The funny thing, I don’t just use social media, by I and my company, the Sioux City Journal, rely on it to disseminate the news from the second it breaks. It is where we turn first to share the story. Without social media, we would have to wait to post breaking news, photos or information on our web site, which can take minutes.
The reality is that media organizations have taken quite a liking to social mediums such as Facebook, Twitter and Tumblr because they allow users to share information as it happens.
So if you see me on Twitter, sometimes I’m tweeting about music or food, what I’m reading or viewing, and sometimes it’s all news.
Regardless of how you use social media, it’s all about ease of use, interaction and sharing your life. So whether that’s a review of Coldplay’s latest album, a picture of your lunch or a video of a multi-car pileup, it’s your experience. And sharing that experience makes all of us storytellers, whether we realize it or not.

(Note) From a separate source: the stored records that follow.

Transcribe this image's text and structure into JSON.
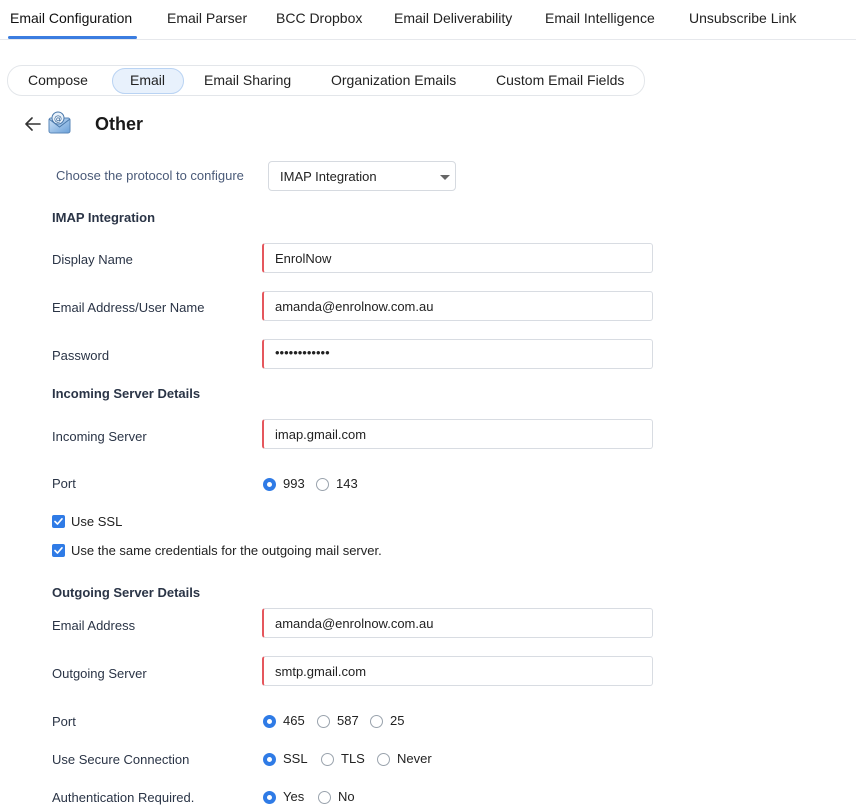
{
  "top_tabs": [
    "Email Configuration",
    "Email Parser",
    "BCC Dropbox",
    "Email Deliverability",
    "Email Intelligence",
    "Unsubscribe Link"
  ],
  "sub_tabs": [
    "Compose",
    "Email",
    "Email Sharing",
    "Organization Emails",
    "Custom Email Fields"
  ],
  "active_sub_tab": "Email",
  "header": {
    "title": "Other",
    "icons": [
      "back-arrow-icon",
      "mail-provider-icon"
    ]
  },
  "protocol": {
    "label": "Choose the protocol to configure",
    "selected": "IMAP Integration"
  },
  "imap": {
    "heading": "IMAP Integration",
    "display_name_label": "Display Name",
    "display_name_value": "EnrolNow",
    "email_label": "Email Address/User Name",
    "email_value": "amanda@enrolnow.com.au",
    "password_label": "Password",
    "password_value": "••••••••••••"
  },
  "incoming": {
    "heading": "Incoming Server Details",
    "server_label": "Incoming Server",
    "server_value": "imap.gmail.com",
    "port_label": "Port",
    "port_options": [
      "993",
      "143"
    ],
    "port_selected": "993",
    "use_ssl_label": "Use SSL",
    "use_ssl_checked": true,
    "same_creds_label": "Use the same credentials for the outgoing mail server.",
    "same_creds_checked": true
  },
  "outgoing": {
    "heading": "Outgoing Server Details",
    "email_label": "Email Address",
    "email_value": "amanda@enrolnow.com.au",
    "server_label": "Outgoing Server",
    "server_value": "smtp.gmail.com",
    "port_label": "Port",
    "port_options": [
      "465",
      "587",
      "25"
    ],
    "port_selected": "465",
    "secure_label": "Use Secure Connection",
    "secure_options": [
      "SSL",
      "TLS",
      "Never"
    ],
    "secure_selected": "SSL",
    "auth_label": "Authentication Required.",
    "auth_options": [
      "Yes",
      "No"
    ],
    "auth_selected": "Yes"
  },
  "colors": {
    "accent": "#2f7be6",
    "required_marker": "#e5575d",
    "active_pill_bg": "#e8f1fc"
  }
}
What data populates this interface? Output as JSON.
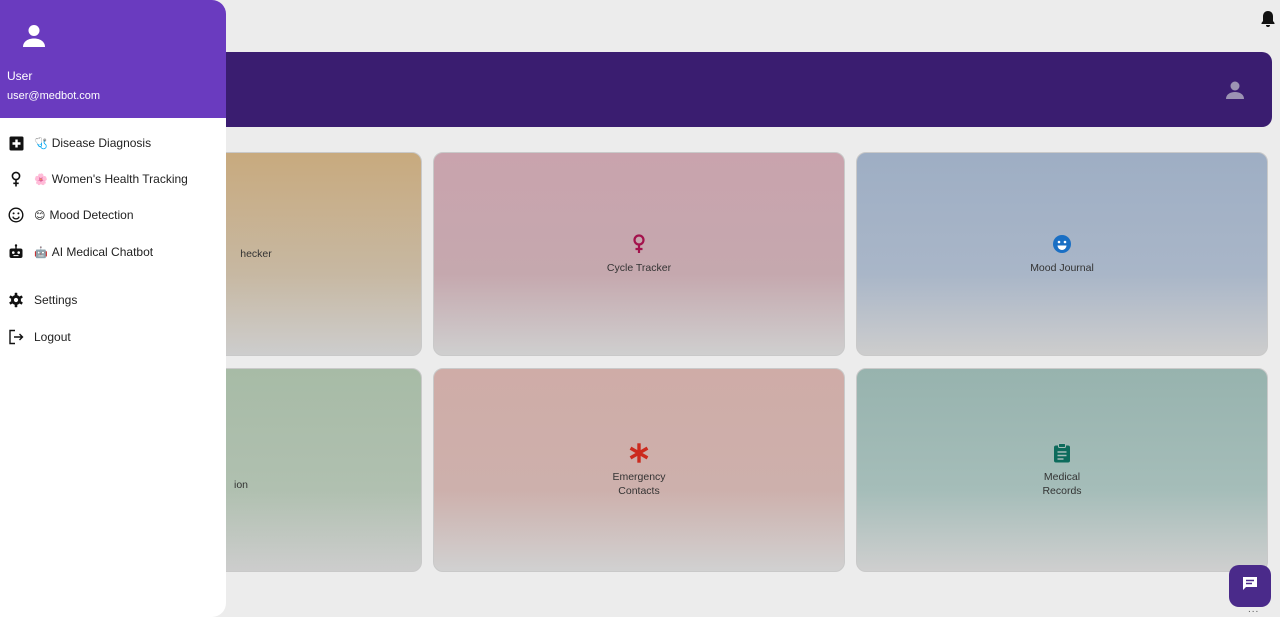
{
  "drawer": {
    "user_name": "User",
    "user_email": "user@medbot.com",
    "items": [
      {
        "icon": "medical-cross-icon",
        "emoji": "🩺",
        "label": "Disease Diagnosis"
      },
      {
        "icon": "female-icon",
        "emoji": "🌸",
        "label": "Women's Health Tracking"
      },
      {
        "icon": "smiley-icon",
        "emoji": "😊",
        "label": "Mood Detection"
      },
      {
        "icon": "robot-icon",
        "emoji": "🤖",
        "label": "AI Medical Chatbot"
      },
      {
        "icon": "gear-icon",
        "emoji": "",
        "label": "Settings"
      },
      {
        "icon": "logout-icon",
        "emoji": "",
        "label": "Logout"
      }
    ]
  },
  "cards": [
    {
      "label": "hecker"
    },
    {
      "label": "Cycle Tracker",
      "icon": "female-icon",
      "color": "#c2185b"
    },
    {
      "label": "Mood Journal",
      "icon": "smiley-icon",
      "color": "#1e88e5"
    },
    {
      "label": "ion"
    },
    {
      "label": "Emergency\nContacts",
      "icon": "asterisk-icon",
      "color": "#e53935"
    },
    {
      "label": "Medical\nRecords",
      "icon": "clipboard-icon",
      "color": "#00796b"
    }
  ],
  "colors": {
    "drawer_header": "#6a3bbf",
    "banner": "#3a1d70",
    "fab": "#4a2a8a"
  },
  "fab_dots": "..."
}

In an interview this week with author and social media guru Gary Vaynerchuk, he defined his job as salesman, businessman, storyteller. It surprised me because the New Jersey internet icon could easily be all celebrity (read: resting on his laurels). But he sees himself as a storyteller. And he’s a damn good one. That’s a hugely important role for a social media entrepreneur. In fact, it might be the most important one.
Plenty of social media insiders can tell you how to master Twitter, how to brand your company via a blog or Facebook or how to track your SEO, but few can craft a compelling story that resonates every day with citizens and potential customers.
If you can master that, you’re on your way to a successful social media campaign.